Product KeraShopper
Role Product Designer
Year 2026
Platform Mobile PWA
Product Design PWA

KeraShopper

A mobile-first PWA built to streamline the entire workflow of a professional market errand shopper in Lagos, Nigeria.

KeraShopper App - Market Errand Shopping Case Study Cover
Overview

My wife runs a market errand shopping service in Lagos. She receives food item orders via WhatsApp, physically shops at a busy outdoor market, packages everything by client, and arranges delivery. Her workflow was entirely manual: paper lists, mental arithmetic, and memory-based tracking.
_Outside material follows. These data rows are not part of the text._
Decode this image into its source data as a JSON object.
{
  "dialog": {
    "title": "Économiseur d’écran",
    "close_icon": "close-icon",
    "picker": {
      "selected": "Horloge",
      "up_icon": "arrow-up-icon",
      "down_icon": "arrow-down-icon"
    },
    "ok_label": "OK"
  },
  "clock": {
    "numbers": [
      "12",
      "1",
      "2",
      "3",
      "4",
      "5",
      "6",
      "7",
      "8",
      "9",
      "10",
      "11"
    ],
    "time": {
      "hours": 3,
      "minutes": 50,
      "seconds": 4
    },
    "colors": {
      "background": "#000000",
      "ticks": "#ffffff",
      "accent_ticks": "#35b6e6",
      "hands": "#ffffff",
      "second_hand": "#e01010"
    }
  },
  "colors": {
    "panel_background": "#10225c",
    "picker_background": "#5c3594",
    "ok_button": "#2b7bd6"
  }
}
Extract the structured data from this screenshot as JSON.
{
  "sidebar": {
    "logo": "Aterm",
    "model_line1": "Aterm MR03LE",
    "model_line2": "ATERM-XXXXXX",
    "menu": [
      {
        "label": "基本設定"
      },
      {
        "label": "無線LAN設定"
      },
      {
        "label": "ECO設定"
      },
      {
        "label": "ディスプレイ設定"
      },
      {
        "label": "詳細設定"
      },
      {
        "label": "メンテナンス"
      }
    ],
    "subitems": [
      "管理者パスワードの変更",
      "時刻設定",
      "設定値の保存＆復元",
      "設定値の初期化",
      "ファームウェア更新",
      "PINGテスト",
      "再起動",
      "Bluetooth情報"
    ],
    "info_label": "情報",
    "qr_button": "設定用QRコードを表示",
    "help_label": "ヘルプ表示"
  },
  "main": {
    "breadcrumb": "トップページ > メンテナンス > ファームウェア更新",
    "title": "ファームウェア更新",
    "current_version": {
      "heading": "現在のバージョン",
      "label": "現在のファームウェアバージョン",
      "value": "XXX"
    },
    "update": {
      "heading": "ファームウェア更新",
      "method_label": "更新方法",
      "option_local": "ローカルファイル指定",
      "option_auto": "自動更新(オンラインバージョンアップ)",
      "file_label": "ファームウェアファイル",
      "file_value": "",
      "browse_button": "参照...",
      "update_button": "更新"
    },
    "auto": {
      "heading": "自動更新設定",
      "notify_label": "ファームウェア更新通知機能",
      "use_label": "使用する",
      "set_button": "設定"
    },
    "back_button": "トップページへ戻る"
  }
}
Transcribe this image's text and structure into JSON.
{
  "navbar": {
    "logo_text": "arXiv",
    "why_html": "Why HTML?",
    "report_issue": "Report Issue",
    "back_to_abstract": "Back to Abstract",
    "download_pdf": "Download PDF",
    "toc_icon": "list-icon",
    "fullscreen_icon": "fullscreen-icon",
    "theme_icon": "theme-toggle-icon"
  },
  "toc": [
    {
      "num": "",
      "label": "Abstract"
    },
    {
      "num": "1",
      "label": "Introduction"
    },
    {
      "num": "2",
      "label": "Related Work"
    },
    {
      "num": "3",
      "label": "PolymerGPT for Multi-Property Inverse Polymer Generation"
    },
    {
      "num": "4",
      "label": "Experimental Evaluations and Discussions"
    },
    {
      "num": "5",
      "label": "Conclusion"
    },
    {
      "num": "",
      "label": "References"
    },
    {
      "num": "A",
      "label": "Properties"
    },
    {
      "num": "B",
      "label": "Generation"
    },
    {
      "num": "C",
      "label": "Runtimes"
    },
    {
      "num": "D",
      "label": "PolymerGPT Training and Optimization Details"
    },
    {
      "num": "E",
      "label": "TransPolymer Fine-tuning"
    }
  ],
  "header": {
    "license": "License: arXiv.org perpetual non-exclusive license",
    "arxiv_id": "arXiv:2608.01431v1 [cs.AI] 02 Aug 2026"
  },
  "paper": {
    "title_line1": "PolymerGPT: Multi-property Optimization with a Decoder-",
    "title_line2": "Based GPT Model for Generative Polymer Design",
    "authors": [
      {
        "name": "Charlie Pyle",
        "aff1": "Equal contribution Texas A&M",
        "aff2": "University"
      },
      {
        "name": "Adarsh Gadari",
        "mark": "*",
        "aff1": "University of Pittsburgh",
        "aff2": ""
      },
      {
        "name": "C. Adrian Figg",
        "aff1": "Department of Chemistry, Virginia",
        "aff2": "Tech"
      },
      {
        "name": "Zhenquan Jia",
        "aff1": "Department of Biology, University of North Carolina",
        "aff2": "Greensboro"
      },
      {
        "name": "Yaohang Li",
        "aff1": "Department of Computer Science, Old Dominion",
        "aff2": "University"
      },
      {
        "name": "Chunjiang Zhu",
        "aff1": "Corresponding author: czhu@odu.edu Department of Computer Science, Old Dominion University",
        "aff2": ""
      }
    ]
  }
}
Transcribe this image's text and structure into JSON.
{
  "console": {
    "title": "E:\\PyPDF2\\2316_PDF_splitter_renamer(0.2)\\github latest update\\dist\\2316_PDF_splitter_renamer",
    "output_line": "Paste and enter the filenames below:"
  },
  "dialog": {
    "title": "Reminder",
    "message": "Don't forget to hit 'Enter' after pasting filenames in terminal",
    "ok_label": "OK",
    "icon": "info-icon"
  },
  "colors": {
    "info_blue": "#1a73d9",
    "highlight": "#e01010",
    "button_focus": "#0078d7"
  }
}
This led to frequent mistakes, forgotten items when shopping for multiple clients, pricing errors, and no visibility into actual profit after expenses. She needed a tool built specifically for her reality — not a generic shopping app.

User Challenges
  • Manual list management across multiple clients
  • Mental math for pricing and profit calculation
  • No structured workflow from order to delivery
  • Forgotten items when shopping for 3+ clients
  • No way to track expenses or actual profit
  • All data stored in WhatsApp chat history
Technical Constraints
  • Must work offline (unreliable market connectivity)
  • One-handed operation (holding shopping bags)
  • Large touch targets (wearing market gloves)
  • Fast load times on budget Android phone
  • No app store deployment complexity
  • Free hosting and infrastructure
User Research

I shadowed my wife through three full shopping days, observing her actual workflow in the market. Key insights emerged:

Paper-First Workflow

She rewrites WhatsApp lists on paper, reorganizing by memory of where items are in the market.

Mental Arithmetic

All pricing calculations done in her head while negotiating with vendors.

Spatial Memory

Shopping route is optimized by physical market layout, not item categories.

Item Staging

Purchased items stored at multiple stalls while continuing to shop.

Post-Shopping Sorting

All items sorted and packaged by client after shopping is complete.

Blind Profit

No clear view of profit until the end of the day, after all expenses.

Design Principles

Based on my research, I established three core design principles that guided every decision:

Offline-First Architecture

All data must work without internet. Markets don't have reliable WiFi, and her phone signal drops constantly inside covered market areas.

One-Handed Optimization

Primary actions in the bottom 40% of the screen, minimum 56px touch targets, swipe gestures for common tasks.

Dual Mental Models

Support both category-based thinking (Fruits, Vegetables) and spatial memory (market route order) for list organization.

Features

Single Order Management

  • Order entry with client name & item list
  • Real-time subtotal & service charge calculation
  • Expense tracking & profit estimation
  • Dual sorting: by category or market route
  • In-market tick-off with offline mode
  • Storage notes per item (staging locations)
  • Delivery details capture

Multi-Order Features

  • Combine 2+ client orders into one master list
  • Client name labels on each item
  • Combined tick-off with progress tracking
  • Separate profit calculation per client
  • Template system for recurring orders
  • Master catalogue of all market items
Technology Decisions

I chose a PWA over native apps to avoid app store complexity and enable instant updates. The offline-first architecture ensures reliability in low-connectivity environments.

Measured Results

60% Faster Prep

Order preparation reduced from 15 minutes to under 5 minutes per order.

Zero Errors

100% calculation accuracy across 30-day usage period with 50+ orders.

3x Order Capacity

Successfully handles 3 concurrent client orders with no item mix-ups.

Clear Profit View

Real-time profit visibility enables better pricing and expense decisions.

True Offline Mode

App functions fully in market with zero connectivity issues.

8/10 Ease of Use

User self-reports high satisfaction after 2 weeks of daily use.

What I Learned

Design for actual context, not ideal conditions. My initial designs assumed reliable internet and two-handed use. Observing real use revealed the need for offline-first and one-handed optimization.

Support multiple mental models. Users think about the same data in different ways at different times. Category sort works for order entry; route sort works in the market.

Shipping beats perfecting. I launched with 70% of planned features. The missing 30% turned out to be less important than I thought. Real usage revealed what actually mattered.

AI amplifies execution speed. Using Google Antigravity as a co-developer, I shipped production-quality code in 3 weeks as a solo builder. The AI handled implementation; I focused on product decisions.